INTRINSIC STRESS IN HYDROGENATED AMORPHOUS-CARBON PREPARED BY RF PLASMA DECOMPOSITION OF METHANE

An unconventional analytical/empirical approach was used to determine the intrinsic stress in thin films of hydrogenated amorphous carbon (a-C:H) from measurements at room temperature of total stress on glass. The a-C:H was deposited through the decomposition of methane in an rf plasma over a range of conditions defined by two parameters; namely, the self-bias voltage on the substrate support electrode, V(b), and the pressure of methane in the deposition chamber, P. The intrinsic stress was found to differ from the total stress at room temperature by a thermal stress introduced by the deposition process.

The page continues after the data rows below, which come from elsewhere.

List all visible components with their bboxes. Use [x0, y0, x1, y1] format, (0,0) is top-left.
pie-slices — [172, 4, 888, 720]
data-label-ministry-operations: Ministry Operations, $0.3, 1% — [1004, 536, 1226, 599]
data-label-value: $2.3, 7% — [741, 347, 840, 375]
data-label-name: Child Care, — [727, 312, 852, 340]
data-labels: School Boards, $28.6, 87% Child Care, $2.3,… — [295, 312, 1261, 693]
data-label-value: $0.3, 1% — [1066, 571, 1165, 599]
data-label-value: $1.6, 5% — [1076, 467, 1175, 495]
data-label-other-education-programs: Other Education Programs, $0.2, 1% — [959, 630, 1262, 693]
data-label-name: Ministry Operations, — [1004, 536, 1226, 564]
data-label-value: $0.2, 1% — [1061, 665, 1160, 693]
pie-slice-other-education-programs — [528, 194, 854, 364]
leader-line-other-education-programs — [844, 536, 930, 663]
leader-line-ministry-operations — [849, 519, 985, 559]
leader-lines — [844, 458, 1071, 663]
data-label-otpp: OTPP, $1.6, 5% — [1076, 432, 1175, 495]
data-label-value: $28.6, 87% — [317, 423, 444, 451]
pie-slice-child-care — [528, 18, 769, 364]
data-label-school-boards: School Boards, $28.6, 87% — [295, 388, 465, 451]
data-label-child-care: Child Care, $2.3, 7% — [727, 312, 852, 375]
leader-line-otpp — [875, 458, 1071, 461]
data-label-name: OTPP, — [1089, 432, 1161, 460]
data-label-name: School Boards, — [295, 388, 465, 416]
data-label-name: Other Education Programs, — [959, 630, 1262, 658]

Over the range of deposition conditions investigated, 400 less-than-or-equal-to V(b) less-than-or-equal-to 1600 V and 1 less-than-or-equal-to P less-than-or-equal-to 16 mTorr, the intrinsic stress was compressive, high in level (varying only slightly between 1-3 x 10(10) dynes/cm2) and proportional to a function of the deposition parameters, V(b)-1/4P1/8. Over the same range of conditions, the thermal stress (at approximately 20-degrees-C) was tensile and proportional to V(b)3/2P1/4. At the highest values of V(b) and P investigated, 1600 V and 16 mTorr, respectively, the level of the thermal stress (approximately 0.8 x 10(10) dynes/cm2) exceeded the level of the total stress (approximately 0.3 x 10(10) dynes/cm2) by a significant margin. Implications are discussed.